To improve the treatment of EOC, disease pathogenesis is still being explored. Numerous studies have demonstrated the associations of E2 with the development and/or progression of various types of cancer, including cancers of the ovaries, lungs, and colon [13, 23]. Previous work revealed E2 as a risk factor for EOC [24, 25]. In the present study, we found that E2 increased the cell viability of different ovarian cancer cells, especially SKOV3 cells, and that it improved SKOV3 cell migration and proliferation in vitro (Figs. 1 and 3). The positive effects of E2 on the migration and proliferation of ovarian cancer cells suggest that E2 plays significant roles in the proliferation and migration of ovarian cancer. We also found that the expression of ER-α in different ovarian cancer cells was distinct. Taken together, these results demonstrate that the effect of E2 on EOC is mainly due to the role of EOC in promoting cancer cell migration and proliferation. However, the molecular mechanism by which E2 promotes cancer cell migration and proliferation is not clear.

Ca2+ signaling is believed to play a central role in the signaling cascades involved in tumorigenesis and neoplastic progression [26]. Inhibitors of Ca2+-dependent signaling suppress the proliferation of cancer cells in vitro and solid tumors in vivo [27, 28]. The canonical TRPCs are a subfamily that has been proposed to comprise protein tyrosine kinase- or G protein-coupled receptor-operated Ca2+ channels (ROCs) or internal Ca2+ store-operated channels (SOCs), which mediate the Ca2+ signaling pathway activated by many hormones and growth factors [15, 29]. TRPCs are ubiquitously distributed in the body and play essential roles in human physiology and pathophysiology. Several studies have demonstrated the expression of TRPCs in different types of cancer cells or cancer tissues [30,31,32]. Previous studies have shown that TRPC3 protein levels are significantly increased in human ovarian cancer specimens compared to normal ovarian tissue samples [20]. Consistent with this observation, in the present study, we found that TRPC3 expression was markedly increased in human ovarian cancer samples (Fig. 2).

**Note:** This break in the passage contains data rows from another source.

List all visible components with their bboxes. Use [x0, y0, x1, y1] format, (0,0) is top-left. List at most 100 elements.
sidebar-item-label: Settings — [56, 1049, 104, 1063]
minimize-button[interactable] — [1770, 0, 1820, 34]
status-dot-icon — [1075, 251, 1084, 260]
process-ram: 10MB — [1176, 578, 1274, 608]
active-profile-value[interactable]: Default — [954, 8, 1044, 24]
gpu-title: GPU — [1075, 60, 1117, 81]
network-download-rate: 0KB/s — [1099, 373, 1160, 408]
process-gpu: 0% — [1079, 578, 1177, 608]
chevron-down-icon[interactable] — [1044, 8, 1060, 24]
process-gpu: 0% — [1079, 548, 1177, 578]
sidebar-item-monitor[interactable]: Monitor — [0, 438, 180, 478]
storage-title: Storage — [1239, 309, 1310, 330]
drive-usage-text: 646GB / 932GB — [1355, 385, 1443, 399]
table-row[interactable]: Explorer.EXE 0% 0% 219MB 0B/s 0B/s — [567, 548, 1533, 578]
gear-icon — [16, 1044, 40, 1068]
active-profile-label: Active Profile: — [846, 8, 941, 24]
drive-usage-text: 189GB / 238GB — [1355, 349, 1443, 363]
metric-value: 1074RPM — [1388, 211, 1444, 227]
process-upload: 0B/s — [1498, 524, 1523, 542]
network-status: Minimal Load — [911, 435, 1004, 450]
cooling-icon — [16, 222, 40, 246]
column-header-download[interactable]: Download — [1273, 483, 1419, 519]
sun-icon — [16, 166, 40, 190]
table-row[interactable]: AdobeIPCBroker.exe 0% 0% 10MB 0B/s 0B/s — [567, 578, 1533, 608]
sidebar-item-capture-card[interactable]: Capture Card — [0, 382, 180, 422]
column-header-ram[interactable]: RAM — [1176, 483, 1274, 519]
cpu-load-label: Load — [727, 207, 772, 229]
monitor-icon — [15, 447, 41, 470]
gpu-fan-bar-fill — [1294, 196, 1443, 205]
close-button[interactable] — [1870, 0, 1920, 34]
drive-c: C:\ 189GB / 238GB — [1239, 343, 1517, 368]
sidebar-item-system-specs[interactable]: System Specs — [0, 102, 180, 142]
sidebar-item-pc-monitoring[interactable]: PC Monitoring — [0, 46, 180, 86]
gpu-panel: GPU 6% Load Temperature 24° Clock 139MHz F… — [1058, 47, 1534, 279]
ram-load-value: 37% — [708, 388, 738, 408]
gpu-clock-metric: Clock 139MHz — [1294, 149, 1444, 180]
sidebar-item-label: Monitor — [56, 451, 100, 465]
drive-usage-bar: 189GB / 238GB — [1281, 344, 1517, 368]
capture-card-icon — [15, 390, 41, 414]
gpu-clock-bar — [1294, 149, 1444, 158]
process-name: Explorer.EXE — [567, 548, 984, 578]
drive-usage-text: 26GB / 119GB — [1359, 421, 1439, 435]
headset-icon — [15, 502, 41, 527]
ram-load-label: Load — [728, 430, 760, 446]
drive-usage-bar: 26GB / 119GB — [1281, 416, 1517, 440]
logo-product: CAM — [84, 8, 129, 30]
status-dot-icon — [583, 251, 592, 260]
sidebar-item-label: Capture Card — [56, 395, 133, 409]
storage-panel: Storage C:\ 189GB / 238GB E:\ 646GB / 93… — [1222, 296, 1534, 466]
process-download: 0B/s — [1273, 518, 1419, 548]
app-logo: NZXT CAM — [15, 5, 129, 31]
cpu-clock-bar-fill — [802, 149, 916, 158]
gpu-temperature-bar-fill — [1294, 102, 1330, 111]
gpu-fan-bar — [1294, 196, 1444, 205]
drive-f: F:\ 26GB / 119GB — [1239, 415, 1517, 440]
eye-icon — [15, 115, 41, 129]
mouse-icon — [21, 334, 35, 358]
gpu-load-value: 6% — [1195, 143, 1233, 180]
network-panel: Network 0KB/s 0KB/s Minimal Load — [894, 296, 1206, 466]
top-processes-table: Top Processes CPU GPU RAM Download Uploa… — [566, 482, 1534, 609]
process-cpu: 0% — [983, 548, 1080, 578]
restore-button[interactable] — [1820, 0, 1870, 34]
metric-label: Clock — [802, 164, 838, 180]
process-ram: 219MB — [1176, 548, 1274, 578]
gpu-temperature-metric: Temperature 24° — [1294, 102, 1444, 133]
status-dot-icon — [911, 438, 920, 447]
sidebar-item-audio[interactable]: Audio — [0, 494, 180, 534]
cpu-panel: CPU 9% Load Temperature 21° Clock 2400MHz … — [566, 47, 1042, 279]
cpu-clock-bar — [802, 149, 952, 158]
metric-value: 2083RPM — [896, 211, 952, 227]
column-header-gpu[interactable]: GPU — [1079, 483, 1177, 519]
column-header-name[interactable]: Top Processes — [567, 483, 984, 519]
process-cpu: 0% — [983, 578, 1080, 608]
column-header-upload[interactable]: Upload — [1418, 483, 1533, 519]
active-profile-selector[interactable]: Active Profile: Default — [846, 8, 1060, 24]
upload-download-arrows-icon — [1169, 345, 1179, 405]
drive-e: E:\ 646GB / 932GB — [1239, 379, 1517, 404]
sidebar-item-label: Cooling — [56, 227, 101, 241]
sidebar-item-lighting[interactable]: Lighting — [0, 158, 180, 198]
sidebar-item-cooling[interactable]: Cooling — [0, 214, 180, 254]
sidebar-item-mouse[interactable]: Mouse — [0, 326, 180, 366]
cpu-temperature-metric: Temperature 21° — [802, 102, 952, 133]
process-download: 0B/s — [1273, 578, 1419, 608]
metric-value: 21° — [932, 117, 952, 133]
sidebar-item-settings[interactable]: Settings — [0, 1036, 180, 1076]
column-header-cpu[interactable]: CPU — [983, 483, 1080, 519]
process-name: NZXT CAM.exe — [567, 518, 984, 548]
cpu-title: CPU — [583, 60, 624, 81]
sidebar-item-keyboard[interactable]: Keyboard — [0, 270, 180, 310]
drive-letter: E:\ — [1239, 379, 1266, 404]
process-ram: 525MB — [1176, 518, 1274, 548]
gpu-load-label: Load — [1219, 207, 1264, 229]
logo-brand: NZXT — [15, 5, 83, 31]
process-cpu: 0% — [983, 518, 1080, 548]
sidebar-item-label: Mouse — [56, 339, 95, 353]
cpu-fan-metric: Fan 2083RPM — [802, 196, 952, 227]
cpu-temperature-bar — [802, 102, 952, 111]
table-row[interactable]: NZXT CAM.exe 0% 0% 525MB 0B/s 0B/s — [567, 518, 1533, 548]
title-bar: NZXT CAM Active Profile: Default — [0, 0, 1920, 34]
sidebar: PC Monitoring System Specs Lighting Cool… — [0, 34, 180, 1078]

Our results and those of previous studies suggest that TRPC3 plays an important role in ovarian cancer. In this study, we found that the expression of TRPC3 increased after E2 stimulation. Intracellular calcium influx was lower when SKOV3 cells were transfected with SiTRPC3 than when SKOV3 cells were treated with 1 μM E2. These results indicated that E2 promotes the proliferation of ovarian cancer cells by upregulating the expression of TRPC3.

Because of the possibility of TRPC heteromultimerization, biological activities may involve more than one TRPC, which makes it challenging to identify the function of a single subtype [33]. Interestingly, we found that TRPC3 was involved in E2 regulation. Future work will address whether E2 influences other members of the TRPC family and the interrelations among the subtypes.

In summary, the results presented in this study demonstrated that the molecular mechanism of E2 involved promoting the proliferation of ovarian cancer cells. We demonstrated that E2 stimulated proliferation and migration by upregulating the expression of TRPC3, which enhanced intracellular calcium influx.

Additional future experiments might include overexpressing TRPC3 to observe the effects and experiments exploring the molecular mechanism by which estrogen regulates TRPC3 expression.